Shitty robots, makers en open space

Woensdag 30 oktober was in Arnhem de Fablearn Dialogues conference over maakonderwijs.

In iXspace van iXperium Arnhem pitcht een groep mensen hun geweldige idee voor een shitty robot. Op de grond staat een kleine ronde robot met een hand met wijsvinger. De robot kan eén belangrijk ding: met de vinger wijst de robot random aan wie zijn of haar pitch gaat doen. Prachtig, simpel, effectief en het werkt. Ontworpen en gemaakt door een Deense leerlingen van elf jaar oud. We zijn bij een workshop van Schooldk, een fablab uit Denemarken.

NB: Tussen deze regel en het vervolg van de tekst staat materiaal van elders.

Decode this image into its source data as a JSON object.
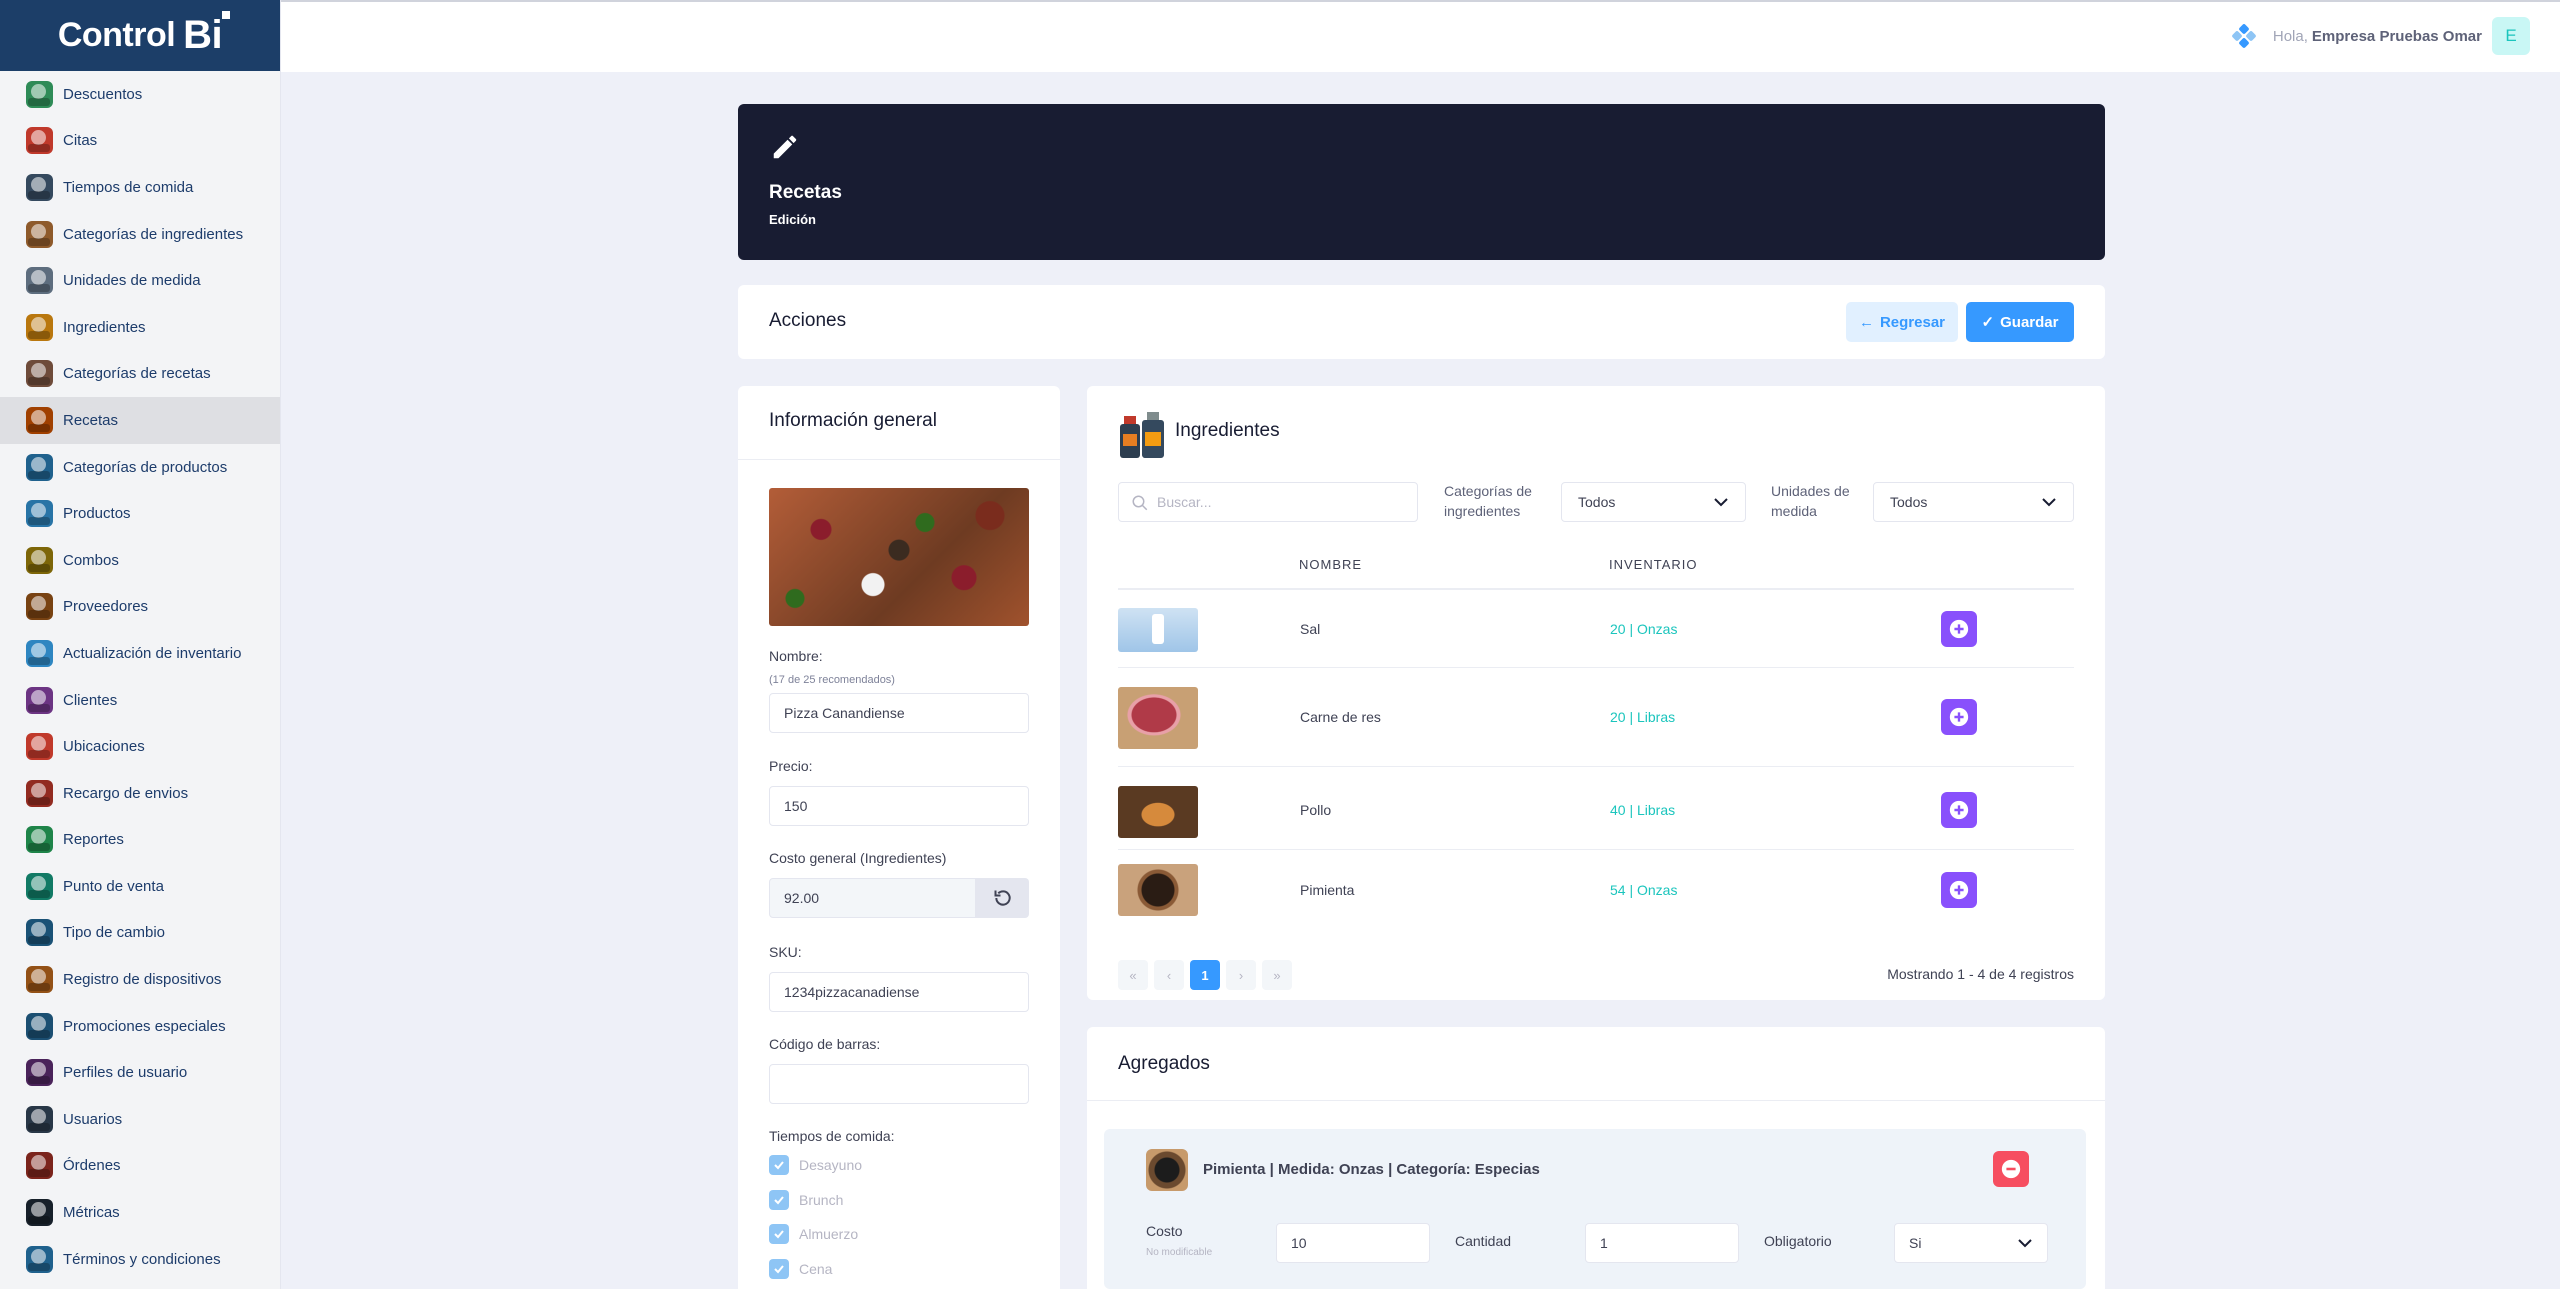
{
  "brand": {
    "name": "Control",
    "mark": "Bi"
  },
  "sidebar": {
    "items": [
      {
        "label": "Descuentos",
        "color": "#2e8b57"
      },
      {
        "label": "Citas",
        "color": "#c0392b"
      },
      {
        "label": "Tiempos de comida",
        "color": "#34495e"
      },
      {
        "label": "Categorías de ingredientes",
        "color": "#8e5a2b"
      },
      {
        "label": "Unidades de medida",
        "color": "#5d6d7e"
      },
      {
        "label": "Ingredientes",
        "color": "#b9770e"
      },
      {
        "label": "Categorías de recetas",
        "color": "#6e4b3a"
      },
      {
        "label": "Recetas",
        "color": "#a04000"
      },
      {
        "label": "Categorías de productos",
        "color": "#1f618d"
      },
      {
        "label": "Productos",
        "color": "#2874a6"
      },
      {
        "label": "Combos",
        "color": "#7d6608"
      },
      {
        "label": "Proveedores",
        "color": "#784212"
      },
      {
        "label": "Actualización de inventario",
        "color": "#2e86c1"
      },
      {
        "label": "Clientes",
        "color": "#6c3483"
      },
      {
        "label": "Ubicaciones",
        "color": "#c0392b"
      },
      {
        "label": "Recargo de envios",
        "color": "#922b21"
      },
      {
        "label": "Reportes",
        "color": "#1e8449"
      },
      {
        "label": "Punto de venta",
        "color": "#117a65"
      },
      {
        "label": "Tipo de cambio",
        "color": "#1a5276"
      },
      {
        "label": "Registro de dispositivos",
        "color": "#935116"
      },
      {
        "label": "Promociones especiales",
        "color": "#1b4f72"
      },
      {
        "label": "Perfiles de usuario",
        "color": "#4a235a"
      },
      {
        "label": "Usuarios",
        "color": "#283747"
      },
      {
        "label": "Órdenes",
        "color": "#7b241c"
      },
      {
        "label": "Métricas",
        "color": "#17202a"
      },
      {
        "label": "Términos y condiciones",
        "color": "#1f618d"
      }
    ],
    "active_index": 7
  },
  "topbar": {
    "greeting": "Hola,",
    "user": "Empresa Pruebas Omar",
    "avatar_letter": "E"
  },
  "banner": {
    "title": "Recetas",
    "subtitle": "Edición",
    "icon": "pencil-icon"
  },
  "actions": {
    "title": "Acciones",
    "back_label": "Regresar",
    "save_label": "Guardar"
  },
  "info": {
    "title": "Información general",
    "name_label": "Nombre:",
    "name_hint": "(17 de 25 recomendados)",
    "name_value": "Pizza Canandiense",
    "price_label": "Precio:",
    "price_value": "150",
    "cost_label": "Costo general (Ingredientes)",
    "cost_value": "92.00",
    "sku_label": "SKU:",
    "sku_value": "1234pizzacanadiense",
    "barcode_label": "Código de barras:",
    "barcode_value": "",
    "meal_times_label": "Tiempos de comida:",
    "meal_times": [
      "Desayuno",
      "Brunch",
      "Almuerzo",
      "Cena"
    ]
  },
  "ingredients": {
    "title": "Ingredientes",
    "search_placeholder": "Buscar...",
    "category_label": "Categorías de ingredientes",
    "category_value": "Todos",
    "unit_label": "Unidades de medida",
    "unit_value": "Todos",
    "col_name": "NOMBRE",
    "col_inventory": "INVENTARIO",
    "rows": [
      {
        "name": "Sal",
        "inventory": "20 | Onzas"
      },
      {
        "name": "Carne de res",
        "inventory": "20 | Libras"
      },
      {
        "name": "Pollo",
        "inventory": "40 | Libras"
      },
      {
        "name": "Pimienta",
        "inventory": "54 | Onzas"
      }
    ],
    "pager": {
      "first": "«",
      "prev": "‹",
      "current": "1",
      "next": "›",
      "last": "»"
    },
    "showing": "Mostrando 1 - 4 de 4 registros"
  },
  "added": {
    "title": "Agregados",
    "item_title": "Pimienta | Medida: Onzas | Categoría: Especias",
    "cost_label": "Costo",
    "cost_hint": "No modificable",
    "cost_value": "10",
    "qty_label": "Cantidad",
    "qty_value": "1",
    "required_label": "Obligatorio",
    "required_value": "Si"
  },
  "colors": {
    "brand": "#1c3e68",
    "primary": "#3699ff",
    "accent": "#8950fc",
    "success": "#1bc5bd",
    "danger": "#f64e60",
    "banner": "#181c32"
  }
}
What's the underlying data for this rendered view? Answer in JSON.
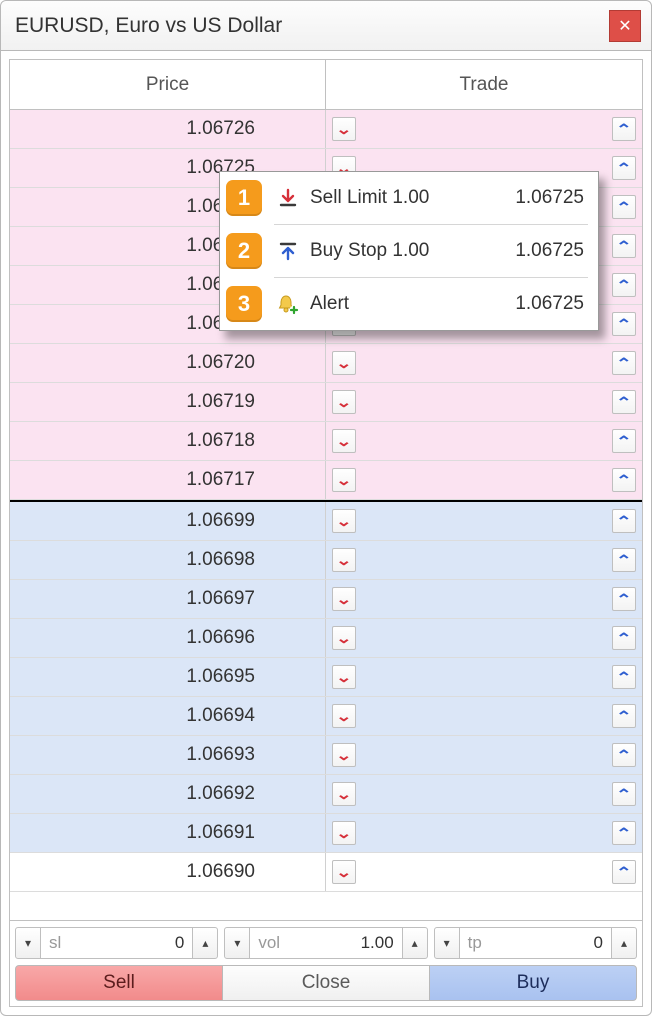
{
  "window": {
    "title": "EURUSD, Euro vs US Dollar"
  },
  "headers": {
    "price": "Price",
    "trade": "Trade"
  },
  "ask_rows": [
    {
      "price": "1.06726"
    },
    {
      "price": "1.06725"
    },
    {
      "price": "1.06724"
    },
    {
      "price": "1.06723"
    },
    {
      "price": "1.06722"
    },
    {
      "price": "1.06721"
    },
    {
      "price": "1.06720"
    },
    {
      "price": "1.06719"
    },
    {
      "price": "1.06718"
    },
    {
      "price": "1.06717"
    }
  ],
  "bid_rows": [
    {
      "price": "1.06699"
    },
    {
      "price": "1.06698"
    },
    {
      "price": "1.06697"
    },
    {
      "price": "1.06696"
    },
    {
      "price": "1.06695"
    },
    {
      "price": "1.06694"
    },
    {
      "price": "1.06693"
    },
    {
      "price": "1.06692"
    },
    {
      "price": "1.06691"
    },
    {
      "price": "1.06690"
    }
  ],
  "popup": {
    "items": [
      {
        "marker": "1",
        "icon": "arrow-to-line-down-red",
        "label": "Sell Limit 1.00",
        "price": "1.06725"
      },
      {
        "marker": "2",
        "icon": "arrow-to-line-up-blue",
        "label": "Buy Stop 1.00",
        "price": "1.06725"
      },
      {
        "marker": "3",
        "icon": "bell-add",
        "label": "Alert",
        "price": "1.06725"
      }
    ]
  },
  "footer": {
    "sl": {
      "placeholder": "sl",
      "value": "0"
    },
    "vol": {
      "placeholder": "vol",
      "value": "1.00"
    },
    "tp": {
      "placeholder": "tp",
      "value": "0"
    },
    "sell": "Sell",
    "close": "Close",
    "buy": "Buy"
  }
}
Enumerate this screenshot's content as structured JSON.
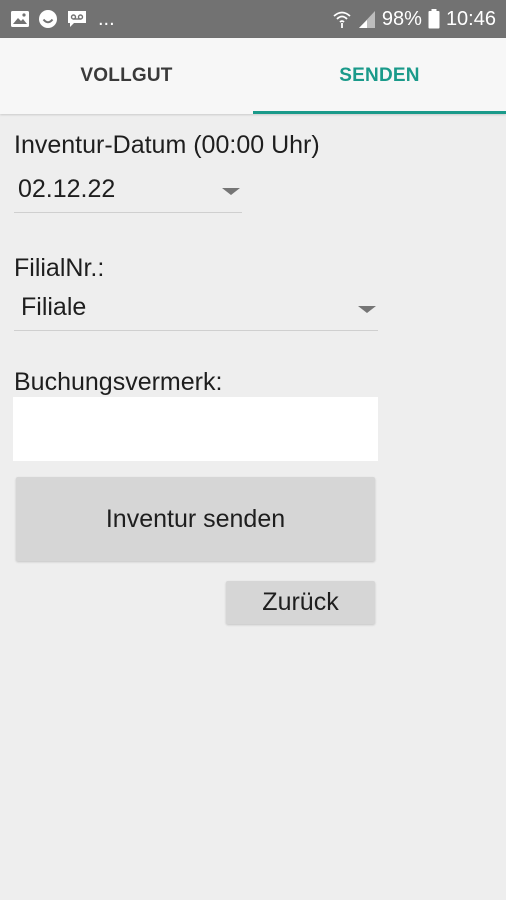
{
  "status_bar": {
    "notification_icons": [
      "image-icon",
      "smiley-icon",
      "voicemail-icon"
    ],
    "overflow": "...",
    "battery_percent": "98%",
    "time": "10:46"
  },
  "tabs": [
    {
      "label": "VOLLGUT",
      "active": false
    },
    {
      "label": "SENDEN",
      "active": true
    }
  ],
  "accent_color": "#1a9a8a",
  "form": {
    "date_label": "Inventur-Datum (00:00 Uhr)",
    "date_value": "02.12.22",
    "branch_label": "FilialNr.:",
    "branch_value": "Filiale",
    "note_label": "Buchungsvermerk:",
    "note_value": "",
    "send_button": "Inventur senden",
    "back_button": "Zurück"
  }
}
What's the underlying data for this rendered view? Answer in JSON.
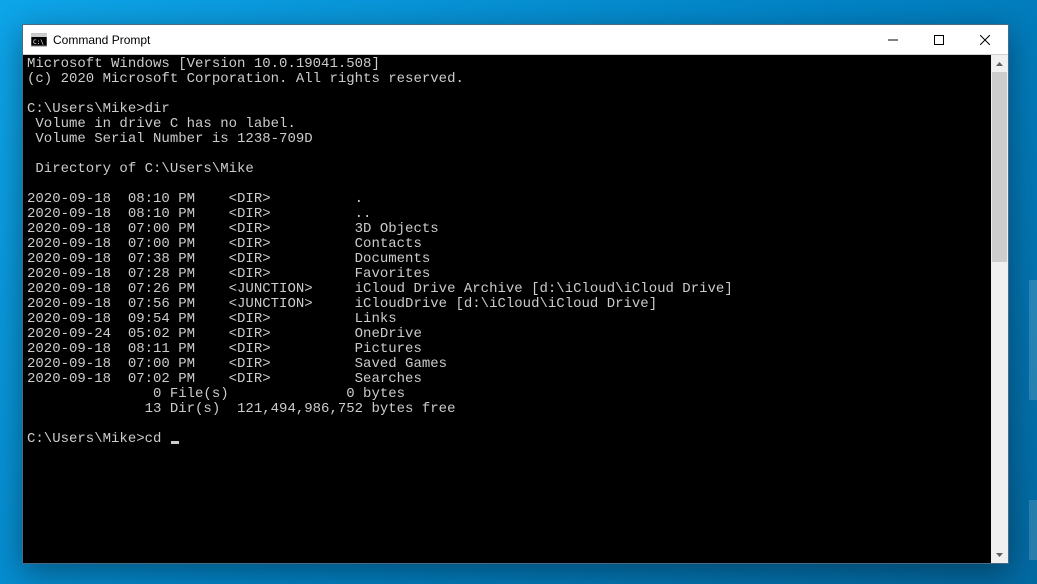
{
  "window": {
    "title": "Command Prompt"
  },
  "terminal": {
    "banner_line1": "Microsoft Windows [Version 10.0.19041.508]",
    "banner_line2": "(c) 2020 Microsoft Corporation. All rights reserved.",
    "prompt1_path": "C:\\Users\\Mike>",
    "prompt1_cmd": "dir",
    "volume_line1": " Volume in drive C has no label.",
    "volume_line2": " Volume Serial Number is 1238-709D",
    "dir_of": " Directory of C:\\Users\\Mike",
    "entries": [
      {
        "date": "2020-09-18",
        "time": "08:10 PM",
        "type": "<DIR>",
        "name": "."
      },
      {
        "date": "2020-09-18",
        "time": "08:10 PM",
        "type": "<DIR>",
        "name": ".."
      },
      {
        "date": "2020-09-18",
        "time": "07:00 PM",
        "type": "<DIR>",
        "name": "3D Objects"
      },
      {
        "date": "2020-09-18",
        "time": "07:00 PM",
        "type": "<DIR>",
        "name": "Contacts"
      },
      {
        "date": "2020-09-18",
        "time": "07:38 PM",
        "type": "<DIR>",
        "name": "Documents"
      },
      {
        "date": "2020-09-18",
        "time": "07:28 PM",
        "type": "<DIR>",
        "name": "Favorites"
      },
      {
        "date": "2020-09-18",
        "time": "07:26 PM",
        "type": "<JUNCTION>",
        "name": "iCloud Drive Archive [d:\\iCloud\\iCloud Drive]"
      },
      {
        "date": "2020-09-18",
        "time": "07:56 PM",
        "type": "<JUNCTION>",
        "name": "iCloudDrive [d:\\iCloud\\iCloud Drive]"
      },
      {
        "date": "2020-09-18",
        "time": "09:54 PM",
        "type": "<DIR>",
        "name": "Links"
      },
      {
        "date": "2020-09-24",
        "time": "05:02 PM",
        "type": "<DIR>",
        "name": "OneDrive"
      },
      {
        "date": "2020-09-18",
        "time": "08:11 PM",
        "type": "<DIR>",
        "name": "Pictures"
      },
      {
        "date": "2020-09-18",
        "time": "07:00 PM",
        "type": "<DIR>",
        "name": "Saved Games"
      },
      {
        "date": "2020-09-18",
        "time": "07:02 PM",
        "type": "<DIR>",
        "name": "Searches"
      }
    ],
    "summary_files": "               0 File(s)              0 bytes",
    "summary_dirs": "              13 Dir(s)  121,494,986,752 bytes free",
    "prompt2_path": "C:\\Users\\Mike>",
    "prompt2_cmd": "cd "
  }
}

Dit is een van de workshops van de conferentie Fablearn Dialogues in het gebouw van HAN Pabo, georganiseerd door het netwerk Fabricavii, een initiatief van Community Learning Center (CLC) Arnhem en de HAN Pabo. Uiteraard is iXperium als partner in het CLC Arnhem ook nauw betrokken. Onderzoekers gaven een workshop, programmamanagers, ambassadeurs, experts en onderzoekers waren ook als deelnemer actief bij de conferentie.

Fablearn Dialogues

Fablearn Dialogues en bijbehorende site Makercosmos komen voort uit een studiereis naar Denemarken. Deze week zijn de Denen in Arnhem. Dinsdag ging de groep op reis langs Nederlandse initiatieven, woensdag was de conferentie en donderdag bezoekt de groep (op de fiets) verschillende scholen in de stad. In fablearn Dialogues delen leraren, experts, onderzoekers, opleiders en buitenschoolse makers uit Nederland en Denemarken kennis, ze ontdekken samen wat er in Nederland gebeurt op het gebied van Makersonderwijs en ze gaan natuurlijk samen aan de slag om zelf te maken en nieuw onderwijs te ontwerpen en ervaren.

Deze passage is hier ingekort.